Adar Alef 19, 29 Şubat 1948’de duydum
“Düşer ve ayartır, yükselir ve şikâyet eder.” Kişi, kendi Tora’sı ve çalışmasının uçuruma düşmemesi için daima kendini sınamalıdır. Bunun nedeni, kişinin büyüklüğünün Yaradan’la olan Dvekut’unun [bütünleşmesinin], yani Yaradan’ın önünde kendi benliğini iptal etmesinin ölçüsüyle ölçülmesidir.
Başka bir deyişle kendine duyulan sevgi hesaba katılmaz ve kişi kendi benliğini tamamen iptal etmek ister. Çünkü almak için çalışan kişide, onun çalışmasının ölçüsü, kendi benliğinin büyüklüğünün ölçüsüdür. O zaman kişi, kendi başına bir varlık, bir nesne ve ayrı bir otorite hâline gelir. Bu durumda kişinin kendisini Yaradan’ın önünde iptal etmesi zordur.

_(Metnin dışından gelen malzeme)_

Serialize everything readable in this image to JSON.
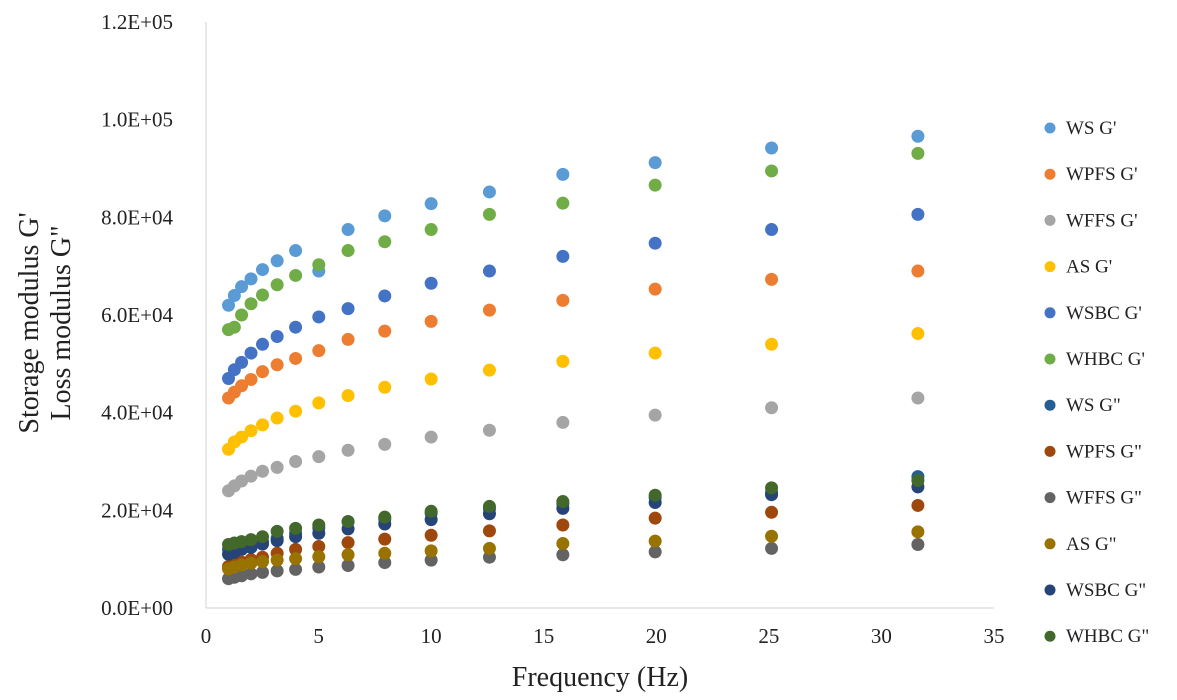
{
  "chart_data": {
    "type": "scatter",
    "title": "",
    "xlabel": "Frequency (Hz)",
    "ylabel_lines": [
      "Storage modulus G'",
      "Loss modulus G\""
    ],
    "xlim": [
      0,
      35
    ],
    "ylim": [
      0,
      120000
    ],
    "x_ticks": [
      0,
      5,
      10,
      15,
      20,
      25,
      30,
      35
    ],
    "y_ticks": [
      0,
      20000,
      40000,
      60000,
      80000,
      100000,
      120000
    ],
    "x_tick_labels": [
      "0",
      "5",
      "10",
      "15",
      "20",
      "25",
      "30",
      "35"
    ],
    "y_tick_labels": [
      "0.0E+00",
      "2.0E+04",
      "4.0E+04",
      "6.0E+04",
      "8.0E+04",
      "1.0E+05",
      "1.2E+05"
    ],
    "grid": false,
    "legend_position": "right",
    "x": [
      1.0,
      1.26,
      1.58,
      2.0,
      2.51,
      3.16,
      3.98,
      5.01,
      6.31,
      7.94,
      10.0,
      12.59,
      15.85,
      19.95,
      25.12,
      31.62
    ],
    "series": [
      {
        "name": "WS G'",
        "color": "#5B9BD5",
        "values": [
          62000,
          64000,
          65800,
          67400,
          69300,
          71100,
          73200,
          69000,
          77500,
          80300,
          82800,
          85200,
          88800,
          91200,
          94200,
          96600
        ]
      },
      {
        "name": "WPFS G'",
        "color": "#ED7D31",
        "values": [
          43000,
          44200,
          45500,
          46800,
          48400,
          49800,
          51100,
          52700,
          55000,
          56700,
          58700,
          61000,
          63000,
          65300,
          67300,
          69000
        ]
      },
      {
        "name": "WFFS G'",
        "color": "#A5A5A5",
        "values": [
          24000,
          25000,
          26000,
          27000,
          28000,
          28800,
          30000,
          31000,
          32300,
          33500,
          35000,
          36400,
          38000,
          39500,
          41000,
          43000
        ]
      },
      {
        "name": "AS G'",
        "color": "#FFC000",
        "values": [
          32500,
          34000,
          35000,
          36300,
          37500,
          38900,
          40300,
          42000,
          43500,
          45200,
          46900,
          48700,
          50500,
          52200,
          54000,
          56200
        ]
      },
      {
        "name": "WSBC G'",
        "color": "#4472C4",
        "values": [
          47000,
          48800,
          50300,
          52200,
          54000,
          55600,
          57500,
          59600,
          61300,
          63900,
          66500,
          69000,
          72000,
          74700,
          77500,
          80600
        ]
      },
      {
        "name": "WHBC G'",
        "color": "#70AD47",
        "values": [
          57000,
          57500,
          60000,
          62300,
          64100,
          66200,
          68100,
          70300,
          73200,
          75000,
          77500,
          80600,
          82900,
          86600,
          89500,
          93100
        ]
      },
      {
        "name": "WS G\"",
        "color": "#255E91",
        "values": [
          12000,
          12300,
          12700,
          13200,
          13600,
          14300,
          15300,
          16400,
          17700,
          18200,
          19400,
          20300,
          21400,
          22600,
          23700,
          26900
        ]
      },
      {
        "name": "WPFS G\"",
        "color": "#9E480E",
        "values": [
          8500,
          9000,
          9400,
          9900,
          10400,
          11200,
          12000,
          12600,
          13400,
          14100,
          14900,
          15800,
          17000,
          18400,
          19600,
          21000
        ]
      },
      {
        "name": "WFFS G\"",
        "color": "#636363",
        "values": [
          6000,
          6300,
          6600,
          7000,
          7300,
          7600,
          7900,
          8400,
          8700,
          9300,
          9800,
          10400,
          10900,
          11500,
          12200,
          13000
        ]
      },
      {
        "name": "AS G\"",
        "color": "#997300",
        "values": [
          8000,
          8400,
          8800,
          9200,
          9500,
          9800,
          10100,
          10500,
          10900,
          11200,
          11700,
          12200,
          13200,
          13700,
          14700,
          15600
        ]
      },
      {
        "name": "WSBC G\"",
        "color": "#264478",
        "values": [
          11000,
          11400,
          12000,
          12400,
          13100,
          13800,
          14600,
          15300,
          16200,
          17200,
          18100,
          19300,
          20400,
          21600,
          23200,
          24800
        ]
      },
      {
        "name": "WHBC G\"",
        "color": "#43682B",
        "values": [
          13000,
          13300,
          13600,
          14000,
          14600,
          15700,
          16300,
          17000,
          17700,
          18600,
          19800,
          20800,
          21800,
          23100,
          24600,
          26100
        ]
      }
    ]
  }
}
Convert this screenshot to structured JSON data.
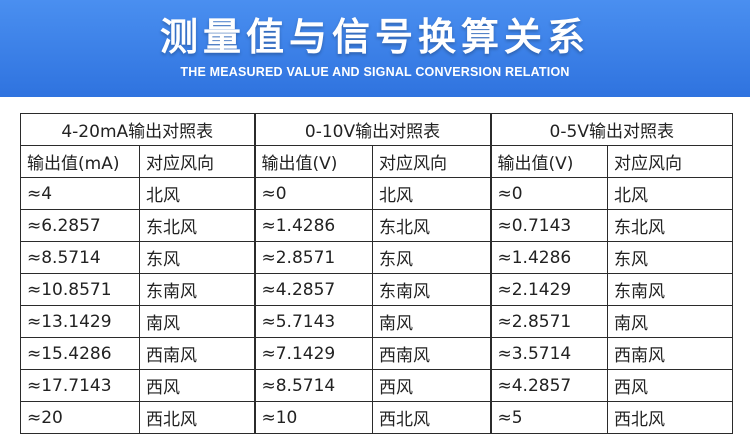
{
  "banner": {
    "title": "测量值与信号换算关系",
    "subtitle": "THE MEASURED VALUE AND SIGNAL CONVERSION RELATION",
    "color": "#3a7ee6"
  },
  "table": {
    "groups": [
      {
        "title": "4-20mA输出对照表",
        "col_value": "输出值(mA)",
        "col_dir": "对应风向",
        "values": [
          "≈4",
          "≈6.2857",
          "≈8.5714",
          "≈10.8571",
          "≈13.1429",
          "≈15.4286",
          "≈17.7143",
          "≈20"
        ]
      },
      {
        "title": "0-10V输出对照表",
        "col_value": "输出值(V)",
        "col_dir": "对应风向",
        "values": [
          "≈0",
          "≈1.4286",
          "≈2.8571",
          "≈4.2857",
          "≈5.7143",
          "≈7.1429",
          "≈8.5714",
          "≈10"
        ]
      },
      {
        "title": "0-5V输出对照表",
        "col_value": "输出值(V)",
        "col_dir": "对应风向",
        "values": [
          "≈0",
          "≈0.7143",
          "≈1.4286",
          "≈2.1429",
          "≈2.8571",
          "≈3.5714",
          "≈4.2857",
          "≈5"
        ]
      }
    ],
    "directions": [
      "北风",
      "东北风",
      "东风",
      "东南风",
      "南风",
      "西南风",
      "西风",
      "西北风"
    ]
  }
}
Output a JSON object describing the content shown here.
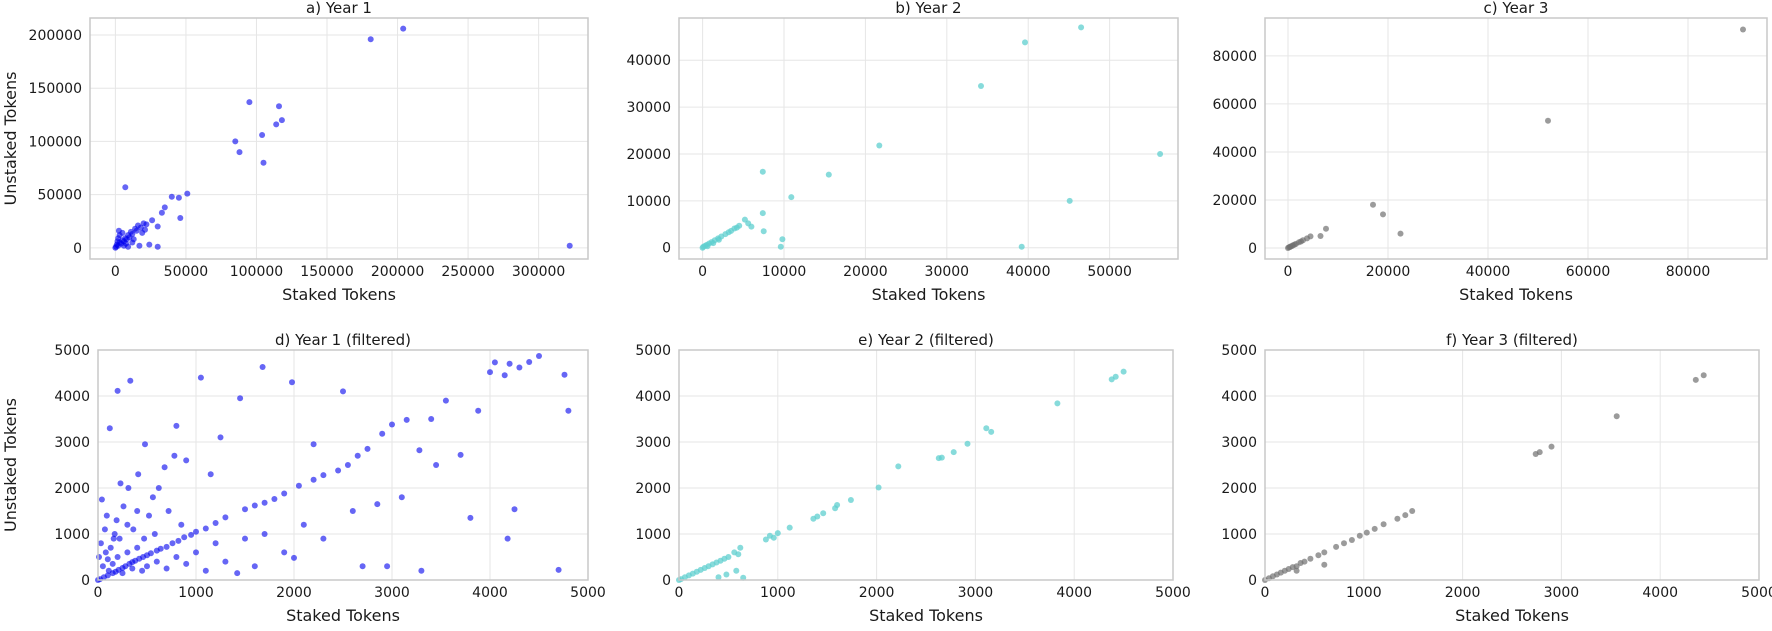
{
  "style": {
    "grid_color": "#e6e6e6",
    "frame_color": "#c8c8c8"
  },
  "chart_data": [
    {
      "type": "scatter",
      "title": "a) Year 1",
      "xlabel": "Staked Tokens",
      "ylabel": "Unstaked Tokens",
      "xlim": [
        -18000,
        335000
      ],
      "ylim": [
        -10500,
        216000
      ],
      "xticks": [
        0,
        50000,
        100000,
        150000,
        200000,
        250000,
        300000
      ],
      "yticks": [
        0,
        50000,
        100000,
        150000,
        200000
      ],
      "grid": true,
      "color": "#0000ee",
      "opacity": 0.6,
      "points": [
        [
          322000,
          2000
        ],
        [
          204000,
          206000
        ],
        [
          181000,
          196000
        ],
        [
          95000,
          137000
        ],
        [
          116000,
          133000
        ],
        [
          118000,
          120000
        ],
        [
          114000,
          116000
        ],
        [
          104000,
          106000
        ],
        [
          85000,
          100000
        ],
        [
          88000,
          90000
        ],
        [
          105000,
          80000
        ],
        [
          7000,
          57000
        ],
        [
          51000,
          51000
        ],
        [
          45000,
          47000
        ],
        [
          40000,
          48000
        ],
        [
          35000,
          38000
        ],
        [
          33000,
          33000
        ],
        [
          46000,
          28000
        ],
        [
          30000,
          20000
        ],
        [
          26000,
          26000
        ],
        [
          22000,
          22000
        ],
        [
          20000,
          23000
        ],
        [
          18000,
          19000
        ],
        [
          16000,
          21000
        ],
        [
          15000,
          16000
        ],
        [
          14000,
          18000
        ],
        [
          12000,
          13000
        ],
        [
          11000,
          15000
        ],
        [
          10000,
          10000
        ],
        [
          9000,
          12000
        ],
        [
          8000,
          8000
        ],
        [
          7000,
          9000
        ],
        [
          6000,
          6000
        ],
        [
          5000,
          7000
        ],
        [
          4000,
          4000
        ],
        [
          3000,
          5000
        ],
        [
          2000,
          2000
        ],
        [
          1000,
          3000
        ],
        [
          500,
          1000
        ],
        [
          0,
          0
        ],
        [
          24000,
          3000
        ],
        [
          30000,
          1000
        ],
        [
          17000,
          2000
        ],
        [
          9000,
          1000
        ],
        [
          3000,
          12000
        ],
        [
          2000,
          9000
        ],
        [
          5000,
          14000
        ],
        [
          1500,
          6000
        ],
        [
          12000,
          5000
        ],
        [
          6000,
          2000
        ],
        [
          19000,
          14000
        ],
        [
          13000,
          8000
        ],
        [
          21000,
          17000
        ],
        [
          2500,
          16000
        ],
        [
          7500,
          4000
        ]
      ]
    },
    {
      "type": "scatter",
      "title": "b) Year 2",
      "xlabel": "Staked Tokens",
      "ylabel": "",
      "xlim": [
        -2900,
        58400
      ],
      "ylim": [
        -2400,
        49000
      ],
      "xticks": [
        0,
        10000,
        20000,
        30000,
        40000,
        50000
      ],
      "yticks": [
        0,
        10000,
        20000,
        30000,
        40000
      ],
      "grid": true,
      "color": "#5fcfcf",
      "opacity": 0.75,
      "points": [
        [
          46500,
          47000
        ],
        [
          39600,
          43800
        ],
        [
          34200,
          34500
        ],
        [
          56200,
          20000
        ],
        [
          21700,
          21800
        ],
        [
          45100,
          10000
        ],
        [
          39200,
          200
        ],
        [
          15500,
          15600
        ],
        [
          7400,
          16200
        ],
        [
          10900,
          10800
        ],
        [
          7400,
          7400
        ],
        [
          7500,
          3500
        ],
        [
          6000,
          4500
        ],
        [
          5200,
          6000
        ],
        [
          4500,
          4700
        ],
        [
          3900,
          4100
        ],
        [
          3200,
          3300
        ],
        [
          2800,
          2900
        ],
        [
          2300,
          2400
        ],
        [
          1900,
          2000
        ],
        [
          1500,
          1600
        ],
        [
          1100,
          1200
        ],
        [
          800,
          900
        ],
        [
          500,
          600
        ],
        [
          300,
          400
        ],
        [
          100,
          200
        ],
        [
          0,
          0
        ],
        [
          9800,
          1800
        ],
        [
          9600,
          200
        ],
        [
          600,
          300
        ],
        [
          1300,
          1000
        ],
        [
          2000,
          1700
        ],
        [
          3500,
          3600
        ],
        [
          4200,
          4300
        ],
        [
          5600,
          5200
        ]
      ]
    },
    {
      "type": "scatter",
      "title": "c) Year 3",
      "xlabel": "Staked Tokens",
      "ylabel": "",
      "xlim": [
        -4600,
        95800
      ],
      "ylim": [
        -4600,
        95800
      ],
      "xticks": [
        0,
        20000,
        40000,
        60000,
        80000
      ],
      "yticks": [
        0,
        20000,
        40000,
        60000,
        80000
      ],
      "grid": true,
      "color": "#707070",
      "opacity": 0.7,
      "points": [
        [
          91000,
          91000
        ],
        [
          52000,
          53000
        ],
        [
          17000,
          18000
        ],
        [
          19000,
          14000
        ],
        [
          22500,
          6000
        ],
        [
          7600,
          8000
        ],
        [
          6500,
          5000
        ],
        [
          4500,
          4800
        ],
        [
          3800,
          4000
        ],
        [
          3000,
          3200
        ],
        [
          2200,
          2400
        ],
        [
          1600,
          1700
        ],
        [
          1000,
          1100
        ],
        [
          500,
          600
        ],
        [
          200,
          300
        ],
        [
          0,
          0
        ],
        [
          2600,
          2700
        ],
        [
          1300,
          1400
        ],
        [
          800,
          800
        ],
        [
          400,
          400
        ]
      ]
    },
    {
      "type": "scatter",
      "title": "d) Year 1 (filtered)",
      "xlabel": "Staked Tokens",
      "ylabel": "Unstaked Tokens",
      "xlim": [
        0,
        5000
      ],
      "ylim": [
        0,
        5000
      ],
      "xticks": [
        0,
        1000,
        2000,
        3000,
        4000,
        5000
      ],
      "yticks": [
        0,
        1000,
        2000,
        3000,
        4000,
        5000
      ],
      "grid": true,
      "color": "#0000ee",
      "opacity": 0.6,
      "points": [
        [
          4800,
          3680
        ],
        [
          4760,
          4460
        ],
        [
          4700,
          220
        ],
        [
          4500,
          4870
        ],
        [
          4400,
          4740
        ],
        [
          4300,
          4620
        ],
        [
          4200,
          4700
        ],
        [
          4150,
          4450
        ],
        [
          4050,
          4730
        ],
        [
          4000,
          4520
        ],
        [
          4250,
          1540
        ],
        [
          4180,
          900
        ],
        [
          3800,
          1350
        ],
        [
          3880,
          3680
        ],
        [
          3700,
          2720
        ],
        [
          3550,
          3900
        ],
        [
          3400,
          3500
        ],
        [
          3450,
          2500
        ],
        [
          3280,
          2820
        ],
        [
          3150,
          3480
        ],
        [
          3000,
          3380
        ],
        [
          2950,
          300
        ],
        [
          2900,
          3180
        ],
        [
          2850,
          1650
        ],
        [
          2750,
          2850
        ],
        [
          2650,
          2700
        ],
        [
          2550,
          2500
        ],
        [
          2500,
          4100
        ],
        [
          2450,
          2380
        ],
        [
          2300,
          2280
        ],
        [
          2200,
          2180
        ],
        [
          2200,
          2950
        ],
        [
          2050,
          2050
        ],
        [
          1980,
          4300
        ],
        [
          2000,
          480
        ],
        [
          1900,
          1880
        ],
        [
          1800,
          1760
        ],
        [
          1700,
          1680
        ],
        [
          1680,
          4630
        ],
        [
          1600,
          1620
        ],
        [
          1500,
          1540
        ],
        [
          1450,
          3950
        ],
        [
          1420,
          150
        ],
        [
          1300,
          1360
        ],
        [
          1250,
          3100
        ],
        [
          1200,
          1240
        ],
        [
          1150,
          2300
        ],
        [
          1100,
          1120
        ],
        [
          1050,
          4400
        ],
        [
          1000,
          1050
        ],
        [
          950,
          980
        ],
        [
          900,
          2600
        ],
        [
          880,
          930
        ],
        [
          820,
          850
        ],
        [
          800,
          3350
        ],
        [
          760,
          800
        ],
        [
          700,
          720
        ],
        [
          680,
          2450
        ],
        [
          640,
          680
        ],
        [
          600,
          640
        ],
        [
          560,
          1800
        ],
        [
          540,
          580
        ],
        [
          500,
          540
        ],
        [
          480,
          2950
        ],
        [
          460,
          500
        ],
        [
          420,
          460
        ],
        [
          400,
          1500
        ],
        [
          380,
          420
        ],
        [
          350,
          390
        ],
        [
          330,
          4330
        ],
        [
          320,
          350
        ],
        [
          300,
          1200
        ],
        [
          280,
          300
        ],
        [
          250,
          260
        ],
        [
          230,
          2100
        ],
        [
          210,
          220
        ],
        [
          200,
          4110
        ],
        [
          180,
          180
        ],
        [
          160,
          900
        ],
        [
          150,
          150
        ],
        [
          120,
          3300
        ],
        [
          100,
          100
        ],
        [
          80,
          600
        ],
        [
          60,
          60
        ],
        [
          40,
          1750
        ],
        [
          20,
          20
        ],
        [
          0,
          0
        ],
        [
          50,
          300
        ],
        [
          100,
          450
        ],
        [
          150,
          350
        ],
        [
          200,
          500
        ],
        [
          250,
          150
        ],
        [
          300,
          600
        ],
        [
          350,
          250
        ],
        [
          400,
          700
        ],
        [
          450,
          200
        ],
        [
          500,
          300
        ],
        [
          600,
          400
        ],
        [
          700,
          250
        ],
        [
          800,
          500
        ],
        [
          900,
          350
        ],
        [
          1000,
          600
        ],
        [
          1100,
          200
        ],
        [
          1200,
          800
        ],
        [
          1300,
          400
        ],
        [
          1500,
          900
        ],
        [
          1600,
          300
        ],
        [
          1700,
          1000
        ],
        [
          1900,
          600
        ],
        [
          2100,
          1200
        ],
        [
          2300,
          900
        ],
        [
          2600,
          1500
        ],
        [
          2700,
          300
        ],
        [
          3100,
          1800
        ],
        [
          3300,
          200
        ],
        [
          10,
          500
        ],
        [
          30,
          800
        ],
        [
          70,
          1100
        ],
        [
          90,
          1400
        ],
        [
          110,
          200
        ],
        [
          130,
          700
        ],
        [
          170,
          1000
        ],
        [
          190,
          1300
        ],
        [
          220,
          900
        ],
        [
          260,
          1600
        ],
        [
          310,
          2000
        ],
        [
          360,
          1100
        ],
        [
          410,
          2300
        ],
        [
          470,
          900
        ],
        [
          520,
          1400
        ],
        [
          580,
          1000
        ],
        [
          620,
          2000
        ],
        [
          720,
          1500
        ],
        [
          780,
          2700
        ],
        [
          850,
          1200
        ]
      ]
    },
    {
      "type": "scatter",
      "title": "e) Year 2 (filtered)",
      "xlabel": "Staked Tokens",
      "ylabel": "",
      "xlim": [
        0,
        5000
      ],
      "ylim": [
        0,
        5000
      ],
      "xticks": [
        0,
        1000,
        2000,
        3000,
        4000,
        5000
      ],
      "yticks": [
        0,
        1000,
        2000,
        3000,
        4000,
        5000
      ],
      "grid": true,
      "color": "#5fcfcf",
      "opacity": 0.75,
      "points": [
        [
          4500,
          4530
        ],
        [
          4420,
          4420
        ],
        [
          4380,
          4360
        ],
        [
          3830,
          3840
        ],
        [
          3160,
          3220
        ],
        [
          3110,
          3300
        ],
        [
          2920,
          2960
        ],
        [
          2780,
          2780
        ],
        [
          2660,
          2660
        ],
        [
          2630,
          2650
        ],
        [
          2220,
          2470
        ],
        [
          2020,
          2010
        ],
        [
          1740,
          1740
        ],
        [
          1600,
          1630
        ],
        [
          1580,
          1560
        ],
        [
          1460,
          1450
        ],
        [
          1400,
          1380
        ],
        [
          1360,
          1330
        ],
        [
          1120,
          1140
        ],
        [
          1000,
          1020
        ],
        [
          960,
          920
        ],
        [
          920,
          960
        ],
        [
          880,
          880
        ],
        [
          620,
          700
        ],
        [
          600,
          560
        ],
        [
          560,
          600
        ],
        [
          580,
          200
        ],
        [
          500,
          500
        ],
        [
          460,
          460
        ],
        [
          420,
          420
        ],
        [
          380,
          380
        ],
        [
          340,
          340
        ],
        [
          300,
          300
        ],
        [
          260,
          260
        ],
        [
          220,
          220
        ],
        [
          180,
          180
        ],
        [
          140,
          140
        ],
        [
          100,
          100
        ],
        [
          60,
          60
        ],
        [
          20,
          20
        ],
        [
          0,
          0
        ],
        [
          650,
          50
        ],
        [
          480,
          120
        ],
        [
          400,
          60
        ]
      ]
    },
    {
      "type": "scatter",
      "title": "f) Year 3 (filtered)",
      "xlabel": "Staked Tokens",
      "ylabel": "",
      "xlim": [
        0,
        5000
      ],
      "ylim": [
        0,
        5000
      ],
      "xticks": [
        0,
        1000,
        2000,
        3000,
        4000,
        5000
      ],
      "yticks": [
        0,
        1000,
        2000,
        3000,
        4000,
        5000
      ],
      "grid": true,
      "color": "#707070",
      "opacity": 0.7,
      "points": [
        [
          4440,
          4450
        ],
        [
          4360,
          4350
        ],
        [
          3560,
          3560
        ],
        [
          2900,
          2900
        ],
        [
          2780,
          2780
        ],
        [
          2740,
          2740
        ],
        [
          1490,
          1500
        ],
        [
          1420,
          1410
        ],
        [
          1340,
          1330
        ],
        [
          1200,
          1210
        ],
        [
          1110,
          1110
        ],
        [
          1030,
          1030
        ],
        [
          960,
          960
        ],
        [
          880,
          870
        ],
        [
          800,
          800
        ],
        [
          720,
          720
        ],
        [
          600,
          600
        ],
        [
          540,
          540
        ],
        [
          600,
          330
        ],
        [
          460,
          460
        ],
        [
          400,
          400
        ],
        [
          360,
          370
        ],
        [
          320,
          300
        ],
        [
          320,
          200
        ],
        [
          280,
          280
        ],
        [
          240,
          240
        ],
        [
          200,
          200
        ],
        [
          160,
          160
        ],
        [
          120,
          120
        ],
        [
          80,
          80
        ],
        [
          40,
          40
        ],
        [
          0,
          0
        ]
      ]
    }
  ]
}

Oysa kişi ihsan etmek amacıyla çalıştığında, çalışmasını tamamladığında, yani ruhunun kökünden kendisi için aldığı bütün alma kaplarını ıslah ettiğinde, artık dünyada yapacak başka bir işi kalmaz. Dolayısıyla kişi yalnızca o nokta üzerinde düşünmeli ve ona yoğunlaşmalıdır.
Kişinin hakikat yolunda yürüyüp yürümediğini anlamasının işareti, kişinin “düşer ve ayartır” durumunda olup olmamasıdır; yani tüm çalışmasının bir düşüş koşulunda olup olmamasıdır. Bu durumda kişi Sitra Ahra’nın [diğer tarafın] otoritesi altındadır ve sonra yükselir ve şikâyet eder, yani kendisini bir yükseliş durumunda hisseder ve başkalarından şikâyet eder. Oysa saflık içinde çalışan kişi başkalarından şikâyet etmez; daima kendinden şikâyet eder ve başkalarını kendisini hissettiği dereceden daha yüksek bir derecede görür.